French Foreign Minister Bernard Kouchner said Sunday that European nations "must prepare ourselves for the worst."
Speaking in a joint interview with French television networks TF1 and France 2, Sarkozy said it is clear that Iran "is trying to equip itself with a nuclear bomb." But he said diplomatic pressure has spurred other countries to give up nuclear weapons programs before.
"How can we convince them to renounce this project, like the international community convinced Libya and North Korea? By discussion, dialogue and sanctions," he said.
Sarkozy said he will lobby for tougher sanctions on Iran when he attends the U.N. General Assembly session in New York next week.
France and fellow European Union members Britain and Germany have led Western powers in negotiations with Tehran over its nuclear program, which Iranian officials insist is aimed at producing civilian electric power. The United States accuses Iran of working toward a nuclear weapon.
The International Atomic Energy Agency said Monday it has verified that Iran's declared nuclear material has not been diverted from peaceful uses, though inspectors have been unable to reach conclusions about some "important aspects" of Iran's nuclear work.
But the U.N. Security Council has demanded that Tehran halt its production of enriched uranium, which can be used to fuel nuclear power plants or, in much higher concentrations, to produce a nuclear explosion. Iran has so far refused that demand, arguing that it has the right to produce nuclear fuel for peaceful purposes under the 1968 Non-Proliferation Treaty.
French Foreign Minister Bernard Kouchner said Sunday that European nations "must prepare ourselves for the worst" if sanctions fail to stop Iran's nuclear development. Asked what that meant, Kouchner -- co-founder of the the Nobel Prize-winning relief agency Doctors Without Borders -- replied, "That is war, sir."
Iranian foreign ministry spokesman Mohammad-Ali Hosseini condemned Kouchner's comment, saying the "convulsive words" ran counter to "the historical, cultural and civilizational dignity and position of France."
And Sarkozy said, "I wouldn't have used the word war."

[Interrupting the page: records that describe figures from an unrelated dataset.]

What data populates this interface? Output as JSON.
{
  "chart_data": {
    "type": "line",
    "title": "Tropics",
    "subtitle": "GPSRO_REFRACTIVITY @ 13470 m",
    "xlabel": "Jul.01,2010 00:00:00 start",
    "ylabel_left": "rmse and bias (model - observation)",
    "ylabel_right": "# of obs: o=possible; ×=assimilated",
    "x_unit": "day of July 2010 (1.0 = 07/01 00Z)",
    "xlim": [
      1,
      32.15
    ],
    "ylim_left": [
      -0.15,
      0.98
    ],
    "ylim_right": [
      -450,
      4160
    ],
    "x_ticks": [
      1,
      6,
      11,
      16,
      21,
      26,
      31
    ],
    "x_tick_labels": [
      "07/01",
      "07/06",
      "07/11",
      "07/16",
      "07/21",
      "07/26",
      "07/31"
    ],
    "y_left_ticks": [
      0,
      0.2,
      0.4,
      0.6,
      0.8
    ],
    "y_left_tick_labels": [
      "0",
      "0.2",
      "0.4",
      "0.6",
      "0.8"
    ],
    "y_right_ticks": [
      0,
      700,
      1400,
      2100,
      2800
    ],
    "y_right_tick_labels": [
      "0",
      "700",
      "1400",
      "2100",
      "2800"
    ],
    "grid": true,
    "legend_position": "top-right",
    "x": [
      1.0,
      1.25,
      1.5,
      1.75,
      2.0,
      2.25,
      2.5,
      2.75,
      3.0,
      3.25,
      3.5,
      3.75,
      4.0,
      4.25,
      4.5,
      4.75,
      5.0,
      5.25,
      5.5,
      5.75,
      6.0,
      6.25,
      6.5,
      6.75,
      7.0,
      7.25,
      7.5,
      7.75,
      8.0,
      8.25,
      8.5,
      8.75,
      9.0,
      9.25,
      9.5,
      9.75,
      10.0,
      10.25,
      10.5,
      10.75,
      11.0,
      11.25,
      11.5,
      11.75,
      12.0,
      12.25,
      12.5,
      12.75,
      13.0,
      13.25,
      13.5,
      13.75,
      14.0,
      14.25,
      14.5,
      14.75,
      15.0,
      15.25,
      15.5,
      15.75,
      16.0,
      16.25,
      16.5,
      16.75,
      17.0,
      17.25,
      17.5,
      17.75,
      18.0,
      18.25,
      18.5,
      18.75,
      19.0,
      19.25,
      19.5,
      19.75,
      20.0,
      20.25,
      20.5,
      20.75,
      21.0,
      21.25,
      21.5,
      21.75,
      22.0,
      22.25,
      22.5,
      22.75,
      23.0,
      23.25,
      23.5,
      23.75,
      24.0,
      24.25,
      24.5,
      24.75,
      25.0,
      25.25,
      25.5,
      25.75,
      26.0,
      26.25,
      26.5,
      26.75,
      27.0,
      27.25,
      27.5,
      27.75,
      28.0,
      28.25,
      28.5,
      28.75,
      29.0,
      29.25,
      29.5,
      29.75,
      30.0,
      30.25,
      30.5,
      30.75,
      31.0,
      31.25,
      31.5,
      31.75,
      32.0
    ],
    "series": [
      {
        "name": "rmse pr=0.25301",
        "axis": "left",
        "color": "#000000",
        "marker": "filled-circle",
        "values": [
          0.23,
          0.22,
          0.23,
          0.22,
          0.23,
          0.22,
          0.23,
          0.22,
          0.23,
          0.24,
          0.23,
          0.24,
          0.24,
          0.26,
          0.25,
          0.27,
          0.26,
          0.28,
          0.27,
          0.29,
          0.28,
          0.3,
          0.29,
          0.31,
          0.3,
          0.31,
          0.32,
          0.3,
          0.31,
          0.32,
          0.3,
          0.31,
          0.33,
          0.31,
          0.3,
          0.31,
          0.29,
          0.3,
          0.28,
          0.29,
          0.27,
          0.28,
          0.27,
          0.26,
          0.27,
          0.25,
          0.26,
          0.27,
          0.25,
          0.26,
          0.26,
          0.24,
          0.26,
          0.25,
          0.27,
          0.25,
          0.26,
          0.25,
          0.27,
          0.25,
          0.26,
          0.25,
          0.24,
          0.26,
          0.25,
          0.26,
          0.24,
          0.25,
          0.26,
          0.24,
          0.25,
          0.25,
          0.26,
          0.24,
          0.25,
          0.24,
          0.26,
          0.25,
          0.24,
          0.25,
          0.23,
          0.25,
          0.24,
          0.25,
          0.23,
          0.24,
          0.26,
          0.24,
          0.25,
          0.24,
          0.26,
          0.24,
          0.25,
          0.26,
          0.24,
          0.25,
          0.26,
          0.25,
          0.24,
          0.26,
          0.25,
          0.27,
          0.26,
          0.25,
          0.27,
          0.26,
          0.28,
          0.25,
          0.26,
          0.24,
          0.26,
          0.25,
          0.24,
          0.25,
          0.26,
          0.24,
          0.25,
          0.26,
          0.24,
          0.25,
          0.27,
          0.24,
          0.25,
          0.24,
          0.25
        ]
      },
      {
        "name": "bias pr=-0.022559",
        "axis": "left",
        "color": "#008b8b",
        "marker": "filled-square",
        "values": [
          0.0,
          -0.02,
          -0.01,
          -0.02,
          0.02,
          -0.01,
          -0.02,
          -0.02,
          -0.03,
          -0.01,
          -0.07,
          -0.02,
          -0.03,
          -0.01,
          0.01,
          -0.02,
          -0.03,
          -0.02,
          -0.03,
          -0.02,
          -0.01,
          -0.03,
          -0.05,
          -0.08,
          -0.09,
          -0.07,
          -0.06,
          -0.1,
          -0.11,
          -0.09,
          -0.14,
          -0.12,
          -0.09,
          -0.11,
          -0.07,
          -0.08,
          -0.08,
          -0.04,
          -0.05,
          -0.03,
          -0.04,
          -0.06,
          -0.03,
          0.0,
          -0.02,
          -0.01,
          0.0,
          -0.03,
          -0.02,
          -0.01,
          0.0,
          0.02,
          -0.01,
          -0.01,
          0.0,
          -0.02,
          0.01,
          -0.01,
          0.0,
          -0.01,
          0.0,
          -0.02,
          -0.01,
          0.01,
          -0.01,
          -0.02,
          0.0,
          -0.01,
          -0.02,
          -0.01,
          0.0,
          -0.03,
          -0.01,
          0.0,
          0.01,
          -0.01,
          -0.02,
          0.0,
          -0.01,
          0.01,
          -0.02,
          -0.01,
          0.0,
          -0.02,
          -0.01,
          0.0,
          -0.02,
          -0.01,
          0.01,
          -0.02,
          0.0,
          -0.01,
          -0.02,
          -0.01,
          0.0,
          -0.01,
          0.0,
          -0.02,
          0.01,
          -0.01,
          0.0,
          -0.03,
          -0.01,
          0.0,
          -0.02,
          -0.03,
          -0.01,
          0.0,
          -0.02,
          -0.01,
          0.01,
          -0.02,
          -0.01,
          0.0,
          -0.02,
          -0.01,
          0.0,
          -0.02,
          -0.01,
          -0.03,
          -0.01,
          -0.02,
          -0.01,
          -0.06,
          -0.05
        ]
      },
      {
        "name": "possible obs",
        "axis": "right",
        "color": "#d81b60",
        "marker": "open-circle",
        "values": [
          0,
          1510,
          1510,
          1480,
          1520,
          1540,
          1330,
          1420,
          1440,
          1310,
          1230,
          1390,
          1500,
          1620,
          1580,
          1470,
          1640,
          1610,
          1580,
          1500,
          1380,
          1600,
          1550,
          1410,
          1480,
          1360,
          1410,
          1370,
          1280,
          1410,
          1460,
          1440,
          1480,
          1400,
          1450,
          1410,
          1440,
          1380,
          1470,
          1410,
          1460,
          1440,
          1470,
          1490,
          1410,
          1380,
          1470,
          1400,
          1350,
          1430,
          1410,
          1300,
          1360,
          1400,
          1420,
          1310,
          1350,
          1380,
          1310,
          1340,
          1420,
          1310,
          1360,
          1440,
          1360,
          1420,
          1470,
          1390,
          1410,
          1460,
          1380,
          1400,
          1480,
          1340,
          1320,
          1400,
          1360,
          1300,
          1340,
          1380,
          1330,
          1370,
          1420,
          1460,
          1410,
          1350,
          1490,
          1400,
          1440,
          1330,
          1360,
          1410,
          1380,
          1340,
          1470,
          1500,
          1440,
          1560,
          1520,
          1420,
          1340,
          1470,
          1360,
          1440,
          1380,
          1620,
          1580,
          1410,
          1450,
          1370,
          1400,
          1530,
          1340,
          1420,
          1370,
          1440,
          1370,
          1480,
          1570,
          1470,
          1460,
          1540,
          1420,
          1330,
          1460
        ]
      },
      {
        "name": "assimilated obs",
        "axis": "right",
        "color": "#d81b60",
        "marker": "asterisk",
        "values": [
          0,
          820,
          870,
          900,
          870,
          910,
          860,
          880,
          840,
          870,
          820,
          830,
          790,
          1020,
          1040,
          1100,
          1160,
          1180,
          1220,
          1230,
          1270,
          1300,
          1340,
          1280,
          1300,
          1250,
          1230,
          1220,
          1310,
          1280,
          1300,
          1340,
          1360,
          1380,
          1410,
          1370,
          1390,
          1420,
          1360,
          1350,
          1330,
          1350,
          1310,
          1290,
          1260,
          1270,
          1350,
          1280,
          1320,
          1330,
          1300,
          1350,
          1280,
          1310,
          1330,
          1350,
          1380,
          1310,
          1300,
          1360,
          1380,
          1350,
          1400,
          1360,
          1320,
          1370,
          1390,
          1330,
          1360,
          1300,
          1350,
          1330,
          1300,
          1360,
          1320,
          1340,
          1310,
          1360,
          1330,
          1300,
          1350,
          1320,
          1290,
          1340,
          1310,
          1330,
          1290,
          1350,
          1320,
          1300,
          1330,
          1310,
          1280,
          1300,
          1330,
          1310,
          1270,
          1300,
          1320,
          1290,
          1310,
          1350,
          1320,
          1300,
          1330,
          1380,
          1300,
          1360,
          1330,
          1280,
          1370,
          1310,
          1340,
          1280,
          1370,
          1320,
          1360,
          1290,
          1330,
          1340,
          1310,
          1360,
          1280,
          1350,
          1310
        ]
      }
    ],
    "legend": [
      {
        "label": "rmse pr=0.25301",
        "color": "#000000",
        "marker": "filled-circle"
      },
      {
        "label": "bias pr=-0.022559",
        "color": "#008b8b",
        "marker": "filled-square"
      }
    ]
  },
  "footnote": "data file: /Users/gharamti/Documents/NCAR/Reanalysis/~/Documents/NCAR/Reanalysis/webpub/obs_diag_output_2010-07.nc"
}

"It's an extremely difficult situation, but France doesn't want war," he said.
In an interview taped for CNN's Sunday program, "Late Edition with Wolf Blitzer," Kouchner said his remarks were taken out of context.
"'The worst is war,' I said, not to favor war, but to fight against war."
He said the entire Middle East is "absolutely explosive" right now, and "We have to find a very narrow way in between peace and a disaster."